Wieder hat Deutschland einen Grund zu feiern. Diesmal ist es der WM-Sieg eines Deutschen in der Manege des Formel 1-Zirkus, der auch noch als jüngster überhaupt in die Geschichte eingeht. Somit tritt Sebastian Vettel sechs Jahre nach dem letzten WM-Gewinn eines Deutschen, damals war es ein gewisser Michael Schumacher, in dessen Fußstapfen.

Nicht dass ich mich nicht irgendwie freue, auch wenn ich zum Motorsport eine recht ambivalente Meinung habe. Allerdings ist mir übermäßige Euphorie, das Wort "Hype" erspare ich mir lieber, eher fremd.
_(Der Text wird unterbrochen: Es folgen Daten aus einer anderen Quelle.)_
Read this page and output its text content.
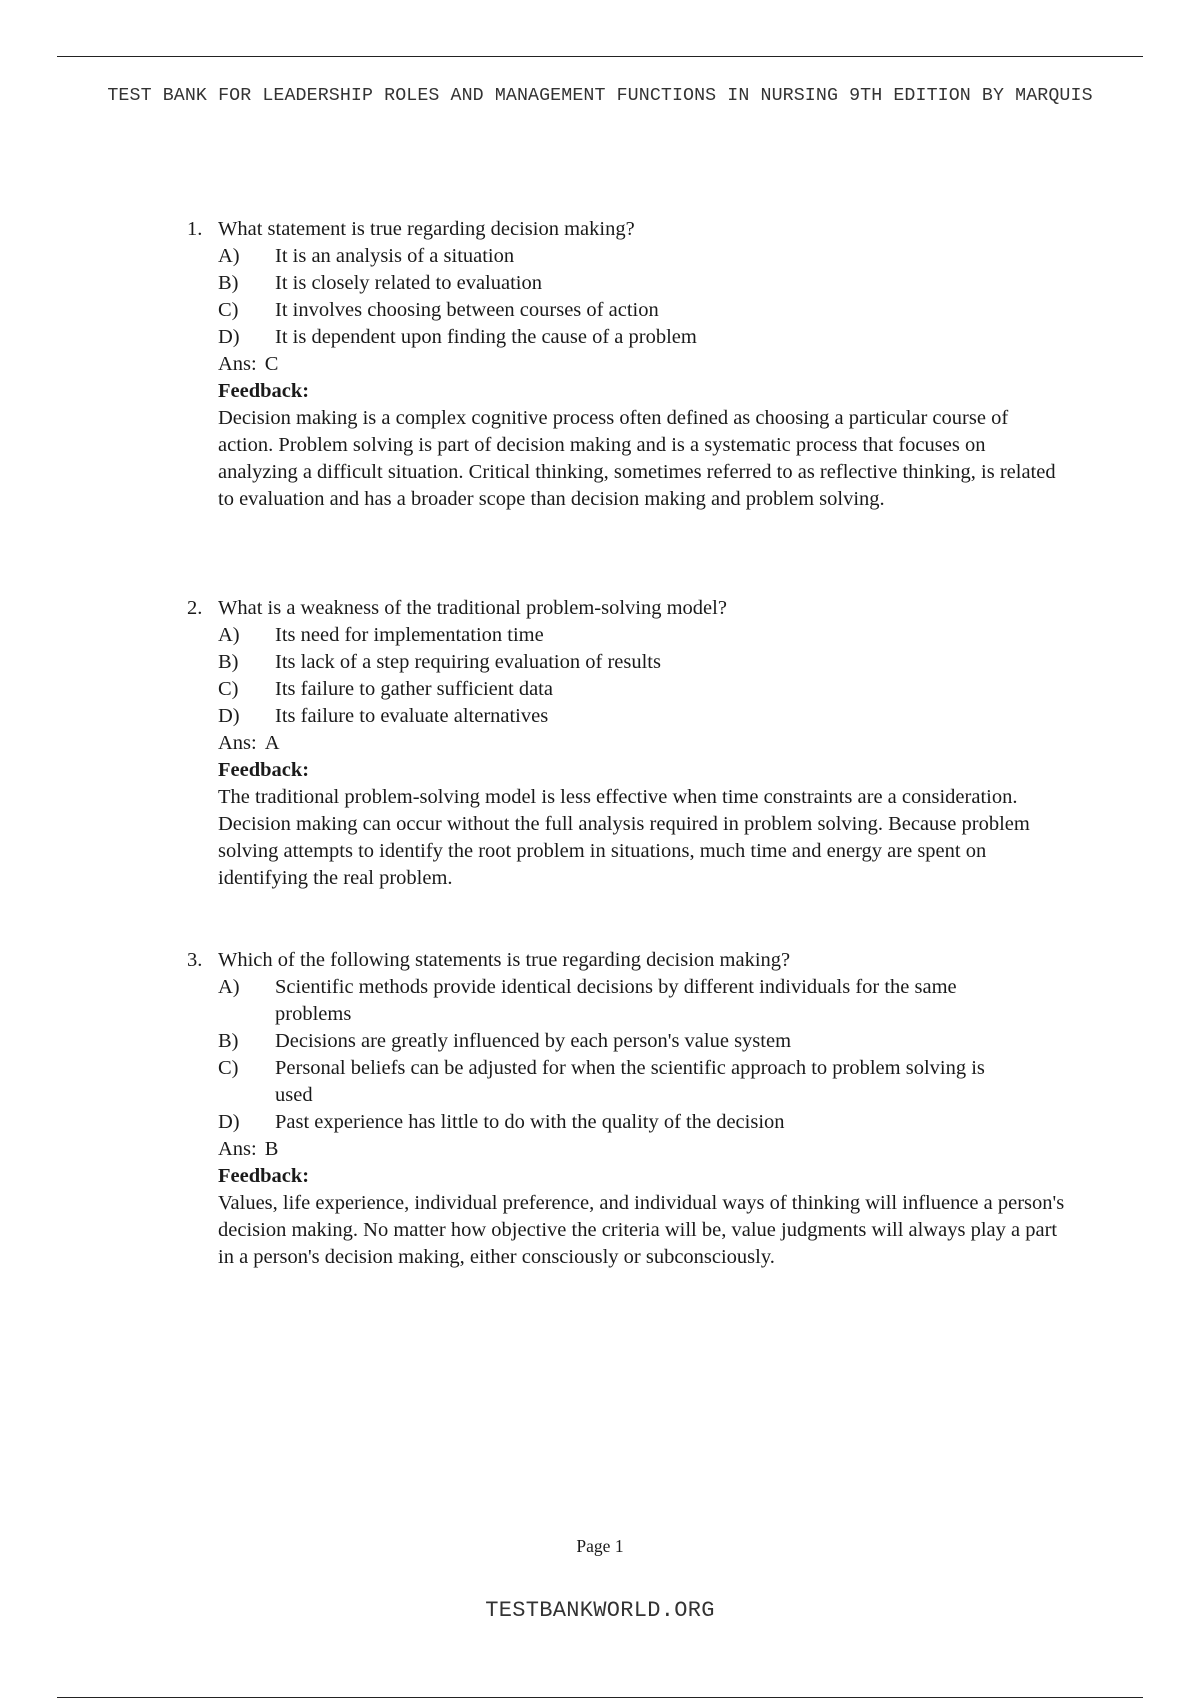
TEST BANK FOR LEADERSHIP ROLES AND MANAGEMENT FUNCTIONS IN NURSING 9TH EDITION BY MARQUIS
1. What statement is true regarding decision making?
A)	It is an analysis of a situation
B)	It is closely related to evaluation
C)	It involves choosing between courses of action
D)	It is dependent upon finding the cause of a problem
Ans: C
Feedback:
Decision making is a complex cognitive process often defined as choosing a particular course of action. Problem solving is part of decision making and is a systematic process that focuses on analyzing a difficult situation. Critical thinking, sometimes referred to as reflective thinking, is related to evaluation and has a broader scope than decision making and problem solving.
2. What is a weakness of the traditional problem-solving model?
A)	Its need for implementation time
B)	Its lack of a step requiring evaluation of results
C)	Its failure to gather sufficient data
D)	Its failure to evaluate alternatives
Ans: A
Feedback:
The traditional problem-solving model is less effective when time constraints are a consideration. Decision making can occur without the full analysis required in problem solving. Because problem solving attempts to identify the root problem in situations, much time and energy are spent on identifying the real problem.
3. Which of the following statements is true regarding decision making?
A)	Scientific methods provide identical decisions by different individuals for the same problems
B)	Decisions are greatly influenced by each person's value system
C)	Personal beliefs can be adjusted for when the scientific approach to problem solving is used
D)	Past experience has little to do with the quality of the decision
Ans: B
Feedback:
Values, life experience, individual preference, and individual ways of thinking will influence a person's decision making. No matter how objective the criteria will be, value judgments will always play a part in a person's decision making, either consciously or subconsciously.
Page 1
TESTBANKWORLD.ORG
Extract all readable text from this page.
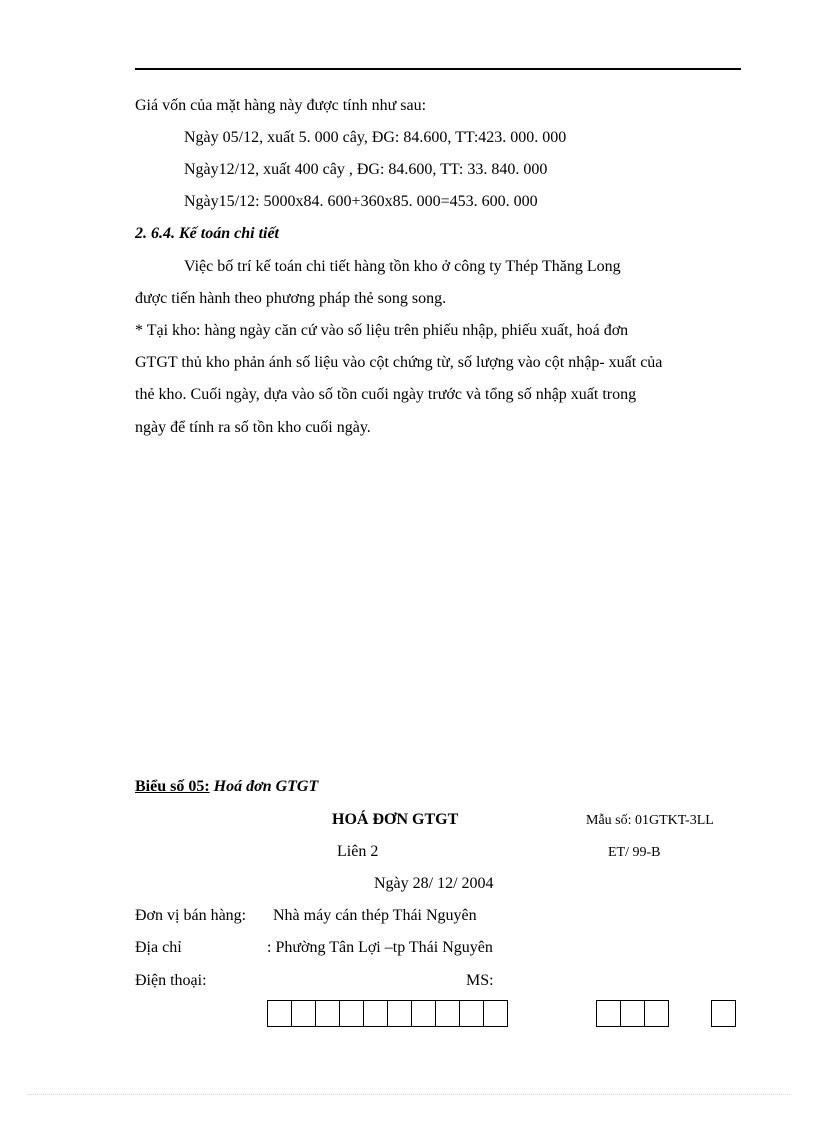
Giá vốn của mặt hàng này được tính như sau:
Ngày 05/12, xuất 5. 000 cây, ĐG: 84.600, TT:423. 000. 000
Ngày12/12, xuất 400 cây , ĐG: 84.600, TT: 33. 840. 000
Ngày15/12: 5000x84. 600+360x85. 000=453. 600. 000
2. 6.4. Kế toán chi tiết
Việc bố trí kế toán chi tiết hàng tồn kho ở công ty Thép Thăng Long
được tiến hành theo phương pháp thẻ song song.
* Tại kho: hàng ngày căn cứ vào số liệu trên phiếu nhập, phiếu xuất, hoá đơn
GTGT thủ kho phản ánh số liệu vào cột chứng từ, số lượng vào cột nhập- xuất của
thẻ kho. Cuối ngày, dựa vào số tồn cuối ngày trước và tổng số nhập xuất trong
ngày để tính ra số tồn kho cuối ngày.
Biểu số 05: Hoá đơn GTGT
HOÁ ĐƠN GTGT	Mẫu số: 01GTKT-3LL
Liên 2	ET/ 99-B
Ngày 28/ 12/ 2004
Đơn vị bán hàng: Nhà máy cán thép Thái Nguyên
Địa chỉ	: Phường Tân Lợi –tp Thái Nguyên
Điện thoại:	MS:
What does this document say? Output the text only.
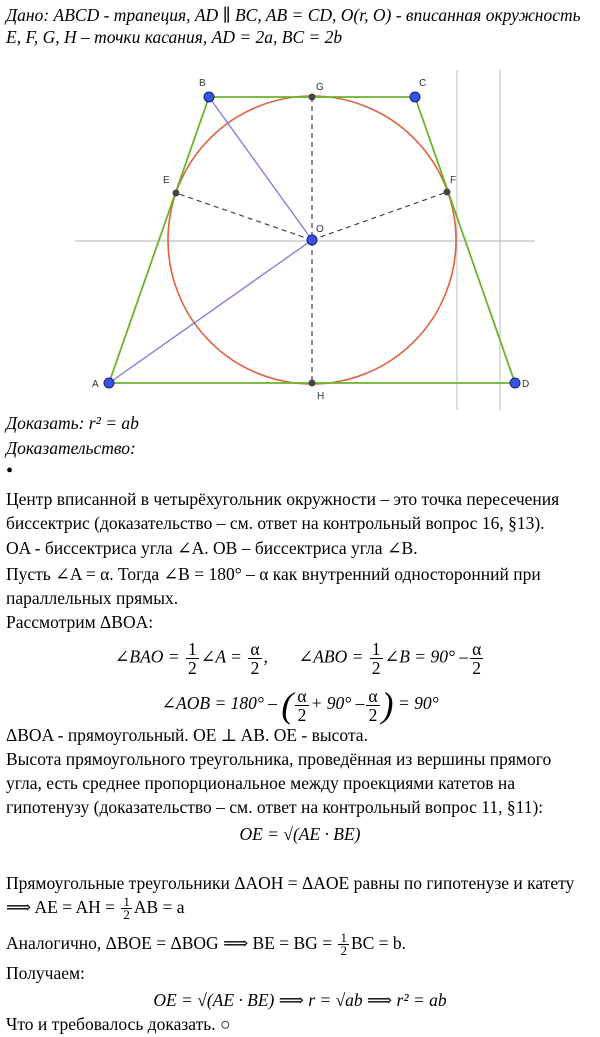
Дано: ABCD - трапеция, AD ∥ BC, AB = CD, O(r, O) - вписанная окружность
E, F, G, H – точки касания, AD = 2a, BC = 2b
A
B	C
D
E	F
G
H
O
Доказать: r² = ab
Доказательство:
•
Центр вписанной в четырёхугольник окружности – это точка пересечения
биссектрис (доказательство – см. ответ на контрольный вопрос 16, §13).
OA - биссектриса угла ∠A. OB – биссектриса угла ∠B.
Пусть ∠A = α. Тогда ∠B = 180° – α как внутренний односторонний при
параллельных прямых.
Рассмотрим ΔBOA:
∠BAO = $\frac{1}{2}$ ∠A = $\frac{\alpha}{2}$ , ∠ABO = $\frac{1}{2}$ ∠B = $90^\circ - \frac{\alpha}{2}$
∠AOB = 180° – ( $\frac{\alpha}{2} + 90^\circ - \frac{\alpha}{2}$ ) = 90°
ΔBOA - прямоугольный. OE ⊥ AB. OE - высота.
Высота прямоугольного треугольника, проведённая из вершины прямого
угла, есть среднее пропорциональное между проекциями катетов на
гипотенузу (доказательство – см. ответ на контрольный вопрос 11, §11):
OE = √(AE · BE)
Прямоугольные треугольники ΔAOH = ΔAOE равны по гипотенузе и катету
⟹ AE = AH = $\frac{1}{2}$ AB = a
Аналогично, ΔBOE = ΔBOG ⟹ BE = BG = $\frac{1}{2}$ BC = b.
Получаем:
OE = √(AE · BE) ⟹ r = √ab ⟹ r² = ab
Что и требовалось доказать. ○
Natürlich hat der 23-jährige einen grandiosen Sieg aus einer scheinbar aussichtslosen Position errungen. Die Tatsache, dass Vettel in dieser Saison zuvor kein einziges Rennen gewinnen konnte, aber am Spitzenplatz dranblieb und ausgerechnet im entscheidenden Finale nicht nur den ersten Sieg, sondern auch den bis dato Führenden der Rangliste verdrängt und dann den Titel bekommt, ist geradezu ideal, um sie mit großen Lettern und Bildern auf die Titelseiten zu hieven.

Dass aber der Triumph im muslimisch geprägten Abu Dhabi auf dem Podest mit lauen Rosenwasser statt sprudelndem Champagner begossen werden musste, grenzt in diesem Zusammenhang geradezu an ein Drama. Da wird wohl am Abend an der Hotelbar hinter verschlossenen Türen einiges nachgeholt worden sein. Motto: "Just drive and drink".

Die Frage ist nur: Wie länge hält diese Freude an? Michael Schumacher hat man nach dessem vorläufigen Rückzug eher schnell vergessen. Und seit seiner Rückkehr fährt er eher fern der öffentlichen Wahrnehmung auf den hinteren Plätzen. Sein (Mercedes-) Stern ist längst verblasst.

Dies droht freilich auch dem Shooting-Star Vettel, wenn er in der nächsten Saison nicht wieder daran anknüpft, wieder ganz vorn zu fahren, um dann als Weltmeister hervorzugehen. Wie die Erfahrung zeigt, gibt es schon bald die Vorschusslorbeeren, was den Druck auf den jungen Fahrer sicherlich erhöhen wird.

Den jetzt errungenen Ruhm sollte er also eine Weile genießen. Denn in der nächsten Saison wird es für ihn bestimmt nicht einfacher.

Herzlichen Glückwunsch, Sebastian Vettel!